It’s a funny thing with the cameras.
The small cameras are regarded as ‘toys’.
Only the big cameras are ‘real’.
This is contrary to how we think about every other piece of digital technology.
No one looks at a wafer-thin laptop and says, “that’s not a real computer. That’s a toy. I mean, its fine for Freecell, but if you want to write an article for say, The New York Times, then you better use a mainframe”.
When it comes to cell phones, we are always eager to pull out the latest, fastest and smallest. Look at how small my cellphone is!
When it comes to cellphones, we don’t scoff at small cellphones and say ‘well, that’s fine for the amateur, but when it comes to making ‘professional’ calls, I use this’, and take out one of those brick sized things from the 1980s. No one in their right mind would say, ‘well, your blackberry is fine for calling your mother, but when you have to talk to The White House’, you better use this rotary dial big black phone.’
All that would be insane.
But it is just that kind of insanity that permeates the ‘bigger is better’ thinking at television stations.

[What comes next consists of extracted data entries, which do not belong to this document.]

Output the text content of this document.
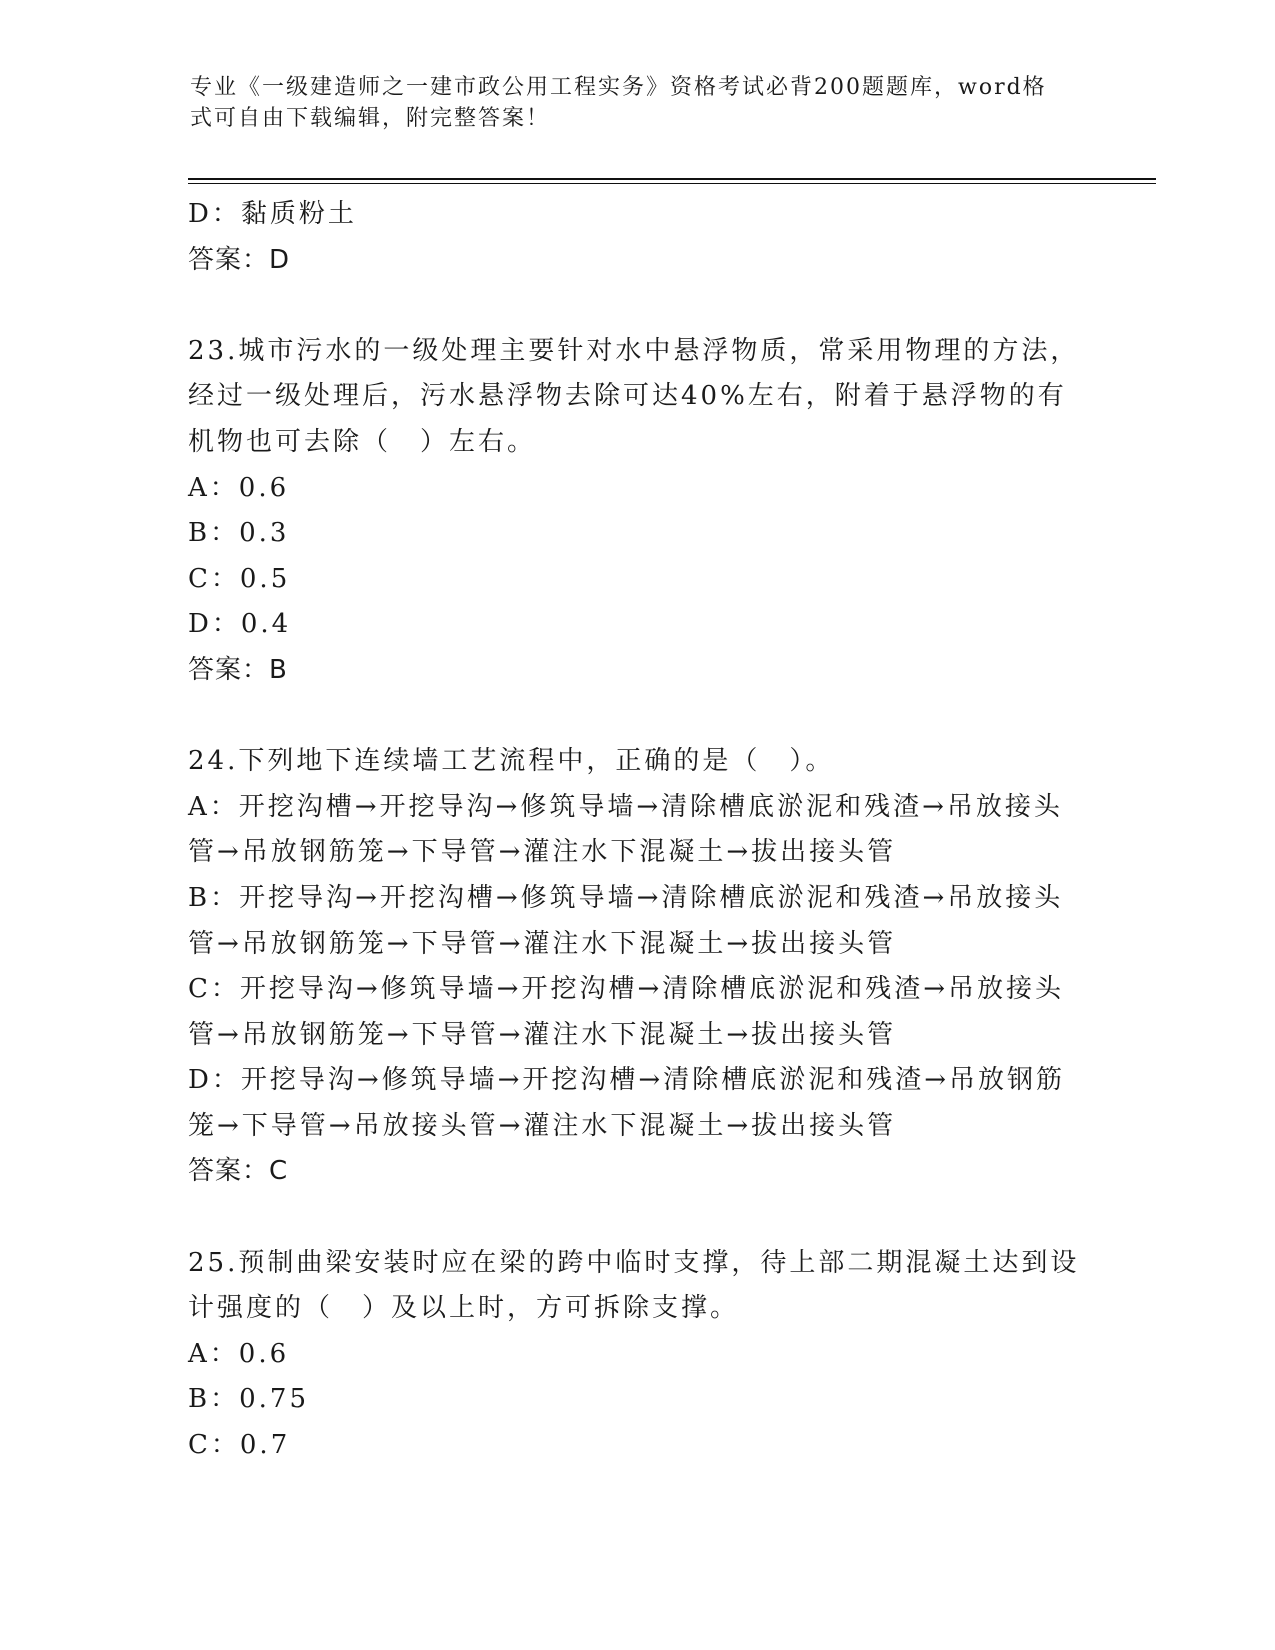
专业《一级建造师之一建市政公用工程实务》资格考试必背200题题库，word格
式可自由下载编辑，附完整答案！
D：黏质粉土
答案：D
23.城市污水的一级处理主要针对水中悬浮物质，常采用物理的方法，
经过一级处理后，污水悬浮物去除可达40%左右，附着于悬浮物的有
机物也可去除（　）左右。
A：0.6
B：0.3
C：0.5
D：0.4
答案：B
24.下列地下连续墙工艺流程中，正确的是（　）。
A：开挖沟槽→开挖导沟→修筑导墙→清除槽底淤泥和残渣→吊放接头
管→吊放钢筋笼→下导管→灌注水下混凝土→拔出接头管
B：开挖导沟→开挖沟槽→修筑导墙→清除槽底淤泥和残渣→吊放接头
管→吊放钢筋笼→下导管→灌注水下混凝土→拔出接头管
C：开挖导沟→修筑导墙→开挖沟槽→清除槽底淤泥和残渣→吊放接头
管→吊放钢筋笼→下导管→灌注水下混凝土→拔出接头管
D：开挖导沟→修筑导墙→开挖沟槽→清除槽底淤泥和残渣→吊放钢筋
笼→下导管→吊放接头管→灌注水下混凝土→拔出接头管
答案：C
25.预制曲梁安装时应在梁的跨中临时支撑，待上部二期混凝土达到设
计强度的（　）及以上时，方可拆除支撑。
A：0.6
B：0.75
C：0.7
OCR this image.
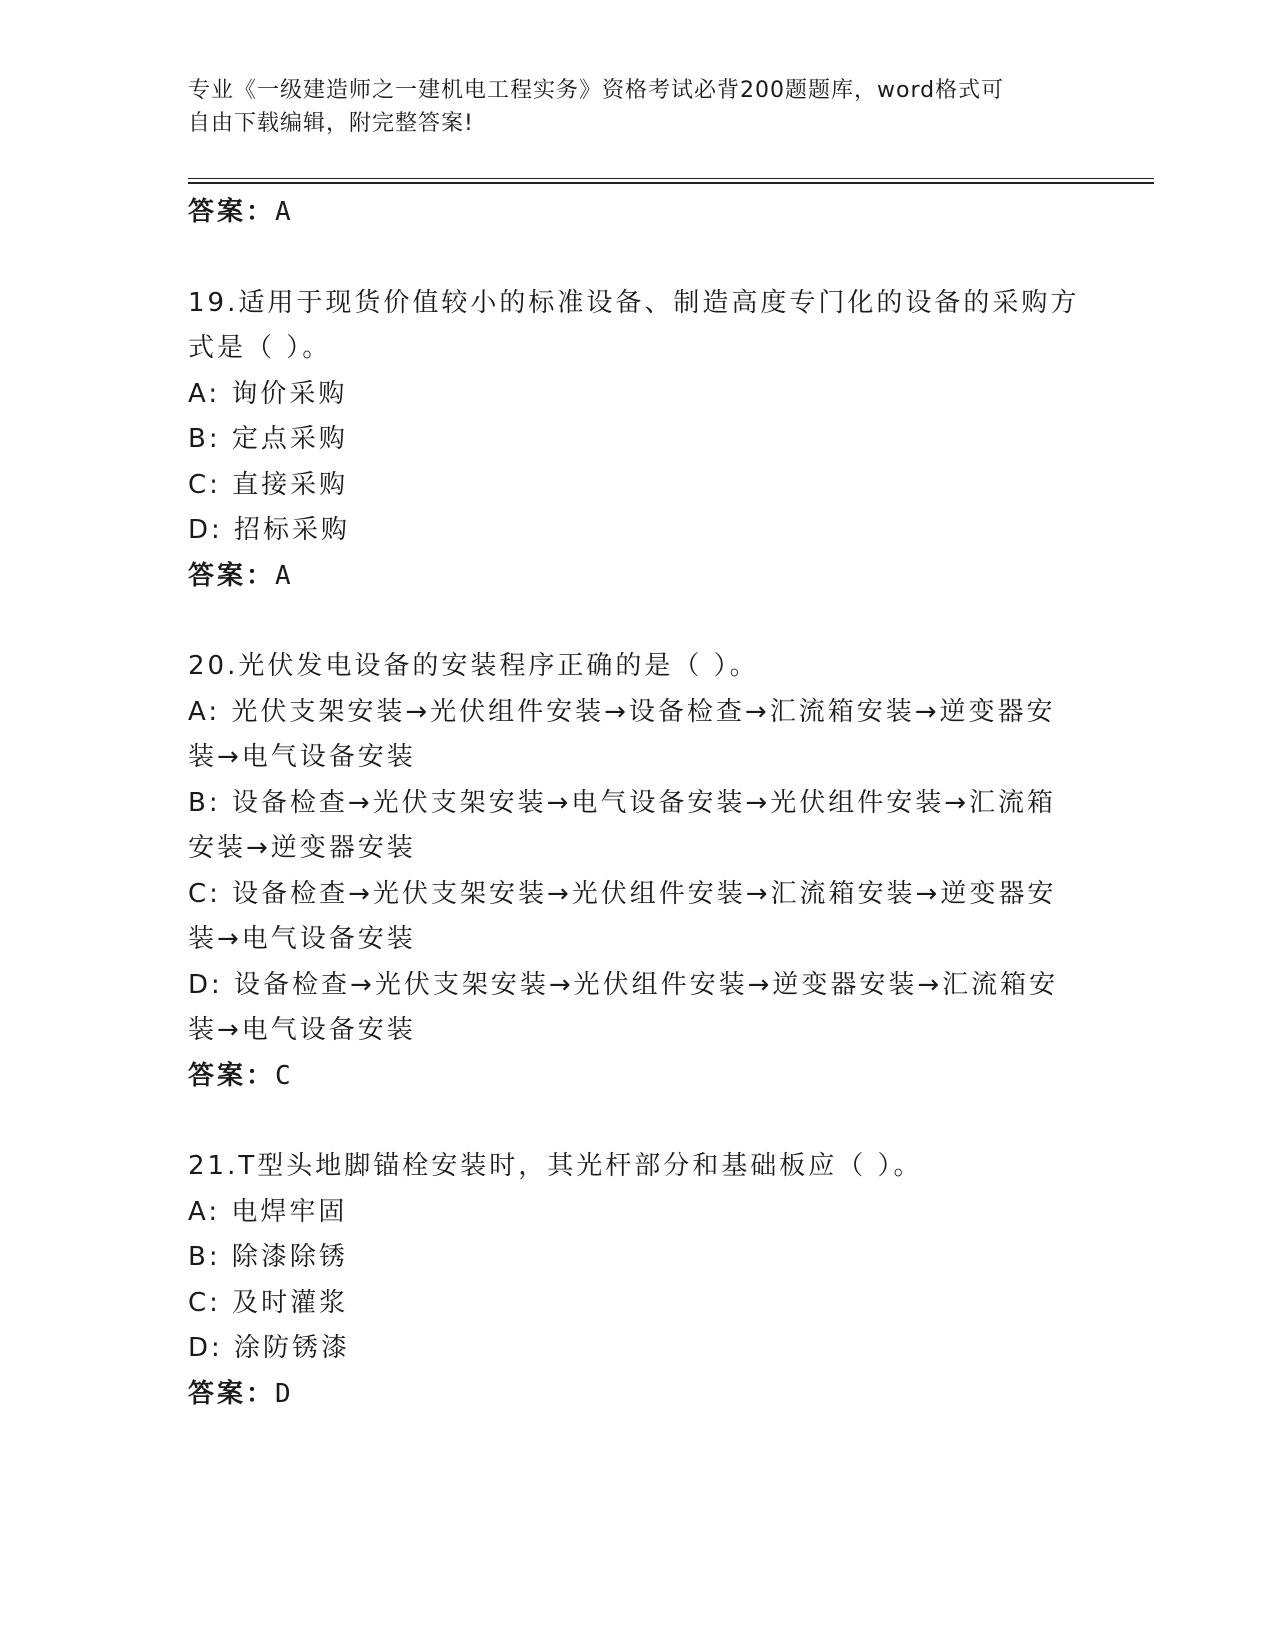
专业《一级建造师之一建机电工程实务》资格考试必背200题题库，word格式可
自由下载编辑，附完整答案!
答案：A
19.适用于现货价值较小的标准设备、制造高度专门化的设备的采购方
式是（ ）。
A: 询价采购
B: 定点采购
C: 直接采购
D: 招标采购
答案：A
20.光伏发电设备的安装程序正确的是（ ）。
A: 光伏支架安装→光伏组件安装→设备检查→汇流箱安装→逆变器安
装→电气设备安装
B: 设备检查→光伏支架安装→电气设备安装→光伏组件安装→汇流箱
安装→逆变器安装
C: 设备检查→光伏支架安装→光伏组件安装→汇流箱安装→逆变器安
装→电气设备安装
D: 设备检查→光伏支架安装→光伏组件安装→逆变器安装→汇流箱安
装→电气设备安装
答案：C
21.T型头地脚锚栓安装时，其光杆部分和基础板应（ ）。
A: 电焊牢固
B: 除漆除锈
C: 及时灌浆
D: 涂防锈漆
答案：D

Yesterday, we watched a ‘reality show’ on ITN in Britain.
It was a dumb show, and part of it involved people running into their homes, up the stairs and into a closet to find some piece of junk that had been hidden there. (I am sure it will soon appear on US TV somewhere).
In any event, each time the players ran into the house, they cut to a ‘hand held’ shaky camera that chased the person up the stairs. In one of the iterations, they held on the first camera long enough to see the second camera chasing the player up the stairs. This poor bugger was running up the stairs with a ‘professional’ camera the size of a Volkswagen! What is the point???
Coming into Brussels last night, we passed the display above.
Now THERE is a cellphone the camera pros can really sink their teeth into.
Throw that onto your shoulder and you can feel like you are making some real important phone calls!
Me, I am sticking with the blackberry.